A state panel has made recommendations for how to deal with the high number of deaths in Utah’s jails, such as screening inmate health before or immediately after booking. But lawmakers warn the suggestions could come with hefty price tags.
The 27-member panel released a report Monday with recommendations aimed at curbing suicide and substance-related deaths after a record 27 jail deaths were reported in 2016, the Standard-Examiner reported.
If physical, behavioral health or suicide risks are found when inmates are booked, additional assessments should be conducted to determine possible disorders, the report recommended.
Medical, behavioral health or other staff should be able to work remotely with jail personnel to perform assessments or prescribe medication, according to the report.

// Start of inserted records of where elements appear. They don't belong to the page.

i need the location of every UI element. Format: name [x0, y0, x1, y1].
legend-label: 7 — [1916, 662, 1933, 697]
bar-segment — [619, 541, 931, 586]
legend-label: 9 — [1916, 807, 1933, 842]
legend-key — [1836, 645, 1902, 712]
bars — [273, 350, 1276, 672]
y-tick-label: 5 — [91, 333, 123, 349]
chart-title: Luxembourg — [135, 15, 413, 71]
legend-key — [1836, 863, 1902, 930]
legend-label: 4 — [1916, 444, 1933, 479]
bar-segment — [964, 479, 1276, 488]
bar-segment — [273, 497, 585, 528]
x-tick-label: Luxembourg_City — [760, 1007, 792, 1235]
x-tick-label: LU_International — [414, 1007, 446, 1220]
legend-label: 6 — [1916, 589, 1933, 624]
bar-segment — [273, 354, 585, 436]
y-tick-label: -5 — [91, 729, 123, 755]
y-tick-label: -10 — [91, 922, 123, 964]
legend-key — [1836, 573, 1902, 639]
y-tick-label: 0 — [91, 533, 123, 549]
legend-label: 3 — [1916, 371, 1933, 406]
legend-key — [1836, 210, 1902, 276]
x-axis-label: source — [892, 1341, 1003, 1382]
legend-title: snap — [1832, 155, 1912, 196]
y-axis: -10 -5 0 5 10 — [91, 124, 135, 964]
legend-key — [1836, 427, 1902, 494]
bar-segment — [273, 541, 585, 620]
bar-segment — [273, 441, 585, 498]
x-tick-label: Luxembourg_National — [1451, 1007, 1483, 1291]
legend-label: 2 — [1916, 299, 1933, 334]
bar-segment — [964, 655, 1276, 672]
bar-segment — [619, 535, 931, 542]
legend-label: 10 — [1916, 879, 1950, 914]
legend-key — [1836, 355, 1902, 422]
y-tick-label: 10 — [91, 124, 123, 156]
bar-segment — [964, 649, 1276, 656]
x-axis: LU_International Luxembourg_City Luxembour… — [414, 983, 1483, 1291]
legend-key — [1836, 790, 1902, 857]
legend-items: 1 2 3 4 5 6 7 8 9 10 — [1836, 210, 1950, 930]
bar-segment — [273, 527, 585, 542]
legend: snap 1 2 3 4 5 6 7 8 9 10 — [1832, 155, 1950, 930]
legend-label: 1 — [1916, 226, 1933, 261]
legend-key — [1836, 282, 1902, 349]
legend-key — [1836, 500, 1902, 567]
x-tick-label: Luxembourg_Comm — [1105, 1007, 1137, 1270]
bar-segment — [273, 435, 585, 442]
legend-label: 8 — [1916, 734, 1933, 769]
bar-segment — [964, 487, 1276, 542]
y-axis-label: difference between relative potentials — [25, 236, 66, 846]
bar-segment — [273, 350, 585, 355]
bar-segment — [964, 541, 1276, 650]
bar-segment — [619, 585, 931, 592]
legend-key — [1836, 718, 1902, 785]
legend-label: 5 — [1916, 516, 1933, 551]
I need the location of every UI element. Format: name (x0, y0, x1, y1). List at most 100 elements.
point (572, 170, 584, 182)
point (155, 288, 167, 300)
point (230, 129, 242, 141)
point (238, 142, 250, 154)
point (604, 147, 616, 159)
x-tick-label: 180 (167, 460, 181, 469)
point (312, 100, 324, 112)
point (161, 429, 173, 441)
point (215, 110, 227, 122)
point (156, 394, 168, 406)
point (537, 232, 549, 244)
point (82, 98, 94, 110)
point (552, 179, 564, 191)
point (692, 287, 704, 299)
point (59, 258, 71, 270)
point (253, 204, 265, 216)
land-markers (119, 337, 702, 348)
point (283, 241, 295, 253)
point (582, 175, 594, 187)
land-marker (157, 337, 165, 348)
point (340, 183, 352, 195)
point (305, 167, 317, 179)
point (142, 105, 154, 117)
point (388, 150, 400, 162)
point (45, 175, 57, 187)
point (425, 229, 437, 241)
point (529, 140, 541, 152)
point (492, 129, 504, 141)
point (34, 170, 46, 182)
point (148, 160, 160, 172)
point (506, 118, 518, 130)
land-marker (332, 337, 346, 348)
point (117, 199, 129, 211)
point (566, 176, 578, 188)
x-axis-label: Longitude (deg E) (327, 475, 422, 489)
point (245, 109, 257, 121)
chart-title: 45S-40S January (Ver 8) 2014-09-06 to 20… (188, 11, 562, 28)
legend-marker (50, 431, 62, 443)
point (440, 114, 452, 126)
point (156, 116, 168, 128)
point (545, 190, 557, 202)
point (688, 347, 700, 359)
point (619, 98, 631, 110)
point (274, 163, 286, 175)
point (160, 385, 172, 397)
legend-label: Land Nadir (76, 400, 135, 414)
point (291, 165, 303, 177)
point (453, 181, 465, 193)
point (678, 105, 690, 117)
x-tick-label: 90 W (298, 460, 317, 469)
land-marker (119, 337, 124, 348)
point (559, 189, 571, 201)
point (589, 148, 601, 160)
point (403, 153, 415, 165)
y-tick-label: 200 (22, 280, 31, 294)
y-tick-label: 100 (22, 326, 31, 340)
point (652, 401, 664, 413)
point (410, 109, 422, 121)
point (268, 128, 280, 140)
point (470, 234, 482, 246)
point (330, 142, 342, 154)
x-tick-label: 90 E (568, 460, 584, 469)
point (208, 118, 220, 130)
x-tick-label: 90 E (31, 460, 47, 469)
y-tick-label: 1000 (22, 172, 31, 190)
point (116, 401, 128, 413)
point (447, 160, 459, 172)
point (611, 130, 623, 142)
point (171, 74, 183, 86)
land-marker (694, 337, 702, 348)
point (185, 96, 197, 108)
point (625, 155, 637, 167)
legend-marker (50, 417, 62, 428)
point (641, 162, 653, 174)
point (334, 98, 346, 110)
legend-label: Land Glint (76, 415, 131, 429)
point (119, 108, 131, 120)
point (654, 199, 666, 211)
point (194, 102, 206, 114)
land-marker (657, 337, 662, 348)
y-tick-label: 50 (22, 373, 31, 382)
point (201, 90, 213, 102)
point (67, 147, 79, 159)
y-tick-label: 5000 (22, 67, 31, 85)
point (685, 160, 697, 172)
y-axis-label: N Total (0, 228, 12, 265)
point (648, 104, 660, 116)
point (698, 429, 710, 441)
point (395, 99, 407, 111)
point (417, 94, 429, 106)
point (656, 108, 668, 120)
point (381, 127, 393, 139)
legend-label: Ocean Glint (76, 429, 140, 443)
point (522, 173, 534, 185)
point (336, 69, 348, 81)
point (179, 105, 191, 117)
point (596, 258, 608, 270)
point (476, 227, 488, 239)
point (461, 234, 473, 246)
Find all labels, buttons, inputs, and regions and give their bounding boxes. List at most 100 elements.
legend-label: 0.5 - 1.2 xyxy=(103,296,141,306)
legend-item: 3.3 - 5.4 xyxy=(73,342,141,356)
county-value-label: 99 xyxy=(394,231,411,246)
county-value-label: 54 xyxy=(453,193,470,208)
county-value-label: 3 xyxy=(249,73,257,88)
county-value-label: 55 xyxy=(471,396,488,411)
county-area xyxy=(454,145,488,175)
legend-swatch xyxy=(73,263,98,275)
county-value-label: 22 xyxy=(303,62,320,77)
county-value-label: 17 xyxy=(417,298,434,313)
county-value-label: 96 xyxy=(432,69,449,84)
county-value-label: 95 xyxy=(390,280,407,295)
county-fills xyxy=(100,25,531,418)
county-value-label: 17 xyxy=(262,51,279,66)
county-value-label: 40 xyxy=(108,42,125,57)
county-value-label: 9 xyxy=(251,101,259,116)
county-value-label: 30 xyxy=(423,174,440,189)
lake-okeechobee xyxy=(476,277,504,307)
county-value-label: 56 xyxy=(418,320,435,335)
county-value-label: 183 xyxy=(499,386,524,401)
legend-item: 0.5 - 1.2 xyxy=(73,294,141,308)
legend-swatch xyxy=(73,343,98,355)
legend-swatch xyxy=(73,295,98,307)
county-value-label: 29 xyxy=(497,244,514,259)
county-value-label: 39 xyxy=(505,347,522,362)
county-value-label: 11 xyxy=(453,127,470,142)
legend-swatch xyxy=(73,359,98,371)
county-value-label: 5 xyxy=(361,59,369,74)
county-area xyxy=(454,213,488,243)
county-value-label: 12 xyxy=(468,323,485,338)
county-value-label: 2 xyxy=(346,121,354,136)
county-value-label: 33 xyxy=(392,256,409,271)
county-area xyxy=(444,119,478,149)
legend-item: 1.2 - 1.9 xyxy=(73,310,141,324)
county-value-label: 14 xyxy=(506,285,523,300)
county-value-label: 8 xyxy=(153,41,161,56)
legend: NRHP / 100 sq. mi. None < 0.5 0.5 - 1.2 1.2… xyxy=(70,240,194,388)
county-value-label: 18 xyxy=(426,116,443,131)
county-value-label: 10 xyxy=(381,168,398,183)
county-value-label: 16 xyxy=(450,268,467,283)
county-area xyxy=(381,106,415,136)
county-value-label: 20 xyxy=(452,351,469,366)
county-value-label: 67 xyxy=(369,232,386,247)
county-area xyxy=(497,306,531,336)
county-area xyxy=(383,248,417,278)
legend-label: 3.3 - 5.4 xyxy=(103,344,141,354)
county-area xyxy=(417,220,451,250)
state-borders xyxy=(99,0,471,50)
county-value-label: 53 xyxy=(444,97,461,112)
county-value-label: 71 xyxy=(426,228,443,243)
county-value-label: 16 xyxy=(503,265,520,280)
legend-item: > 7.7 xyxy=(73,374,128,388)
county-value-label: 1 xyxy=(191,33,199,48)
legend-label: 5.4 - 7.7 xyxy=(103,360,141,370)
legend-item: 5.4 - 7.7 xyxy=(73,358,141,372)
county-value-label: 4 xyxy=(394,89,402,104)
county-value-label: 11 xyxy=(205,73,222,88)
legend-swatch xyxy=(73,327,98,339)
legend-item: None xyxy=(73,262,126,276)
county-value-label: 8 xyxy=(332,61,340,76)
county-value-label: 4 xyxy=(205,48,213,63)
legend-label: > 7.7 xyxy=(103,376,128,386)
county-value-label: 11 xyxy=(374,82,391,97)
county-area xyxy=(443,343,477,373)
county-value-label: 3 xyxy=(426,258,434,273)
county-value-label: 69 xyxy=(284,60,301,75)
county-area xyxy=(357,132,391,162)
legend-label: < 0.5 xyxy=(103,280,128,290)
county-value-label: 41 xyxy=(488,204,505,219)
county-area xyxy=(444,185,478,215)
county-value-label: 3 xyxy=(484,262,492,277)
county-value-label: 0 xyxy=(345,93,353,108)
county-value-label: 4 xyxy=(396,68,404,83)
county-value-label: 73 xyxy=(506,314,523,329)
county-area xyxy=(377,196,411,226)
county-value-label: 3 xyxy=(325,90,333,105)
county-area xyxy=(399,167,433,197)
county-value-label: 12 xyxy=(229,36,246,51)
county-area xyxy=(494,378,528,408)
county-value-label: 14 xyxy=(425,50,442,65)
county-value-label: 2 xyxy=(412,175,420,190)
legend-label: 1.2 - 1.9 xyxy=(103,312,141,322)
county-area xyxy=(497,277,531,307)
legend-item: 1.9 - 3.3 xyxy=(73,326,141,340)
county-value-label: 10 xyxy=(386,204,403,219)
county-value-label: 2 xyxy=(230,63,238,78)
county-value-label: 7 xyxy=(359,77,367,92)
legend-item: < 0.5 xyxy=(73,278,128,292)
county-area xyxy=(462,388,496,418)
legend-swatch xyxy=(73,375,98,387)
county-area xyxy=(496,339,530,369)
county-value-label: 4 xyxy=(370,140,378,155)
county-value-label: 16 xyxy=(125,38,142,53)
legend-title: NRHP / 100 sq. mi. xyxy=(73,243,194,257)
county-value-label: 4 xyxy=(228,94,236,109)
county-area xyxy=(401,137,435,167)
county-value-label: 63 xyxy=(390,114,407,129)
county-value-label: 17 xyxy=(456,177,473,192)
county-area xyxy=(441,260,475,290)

When inmates are released, substance use and mental health treatment programs in jail should include referrals on release to community-based treatment and recovery support programs.
The panel has also recommended the formation of a committee to develop policies, procedures and protocols for treatment of inmates experiencing substance use and mental health disorders.
The cost of the recommendations has not been determined. State lawmakers will now consider whether to implement the plan.
“Everything you’re talking about involves cost,” said Reed Richards, a Weber County deputy attorney who represented the Utah Sheriffs’ Association on the panel.
The panel has also suggested that state and counties try to obtain Medicaid funding to support some jail health care costs and that savings should be directed to the jails for care improvements.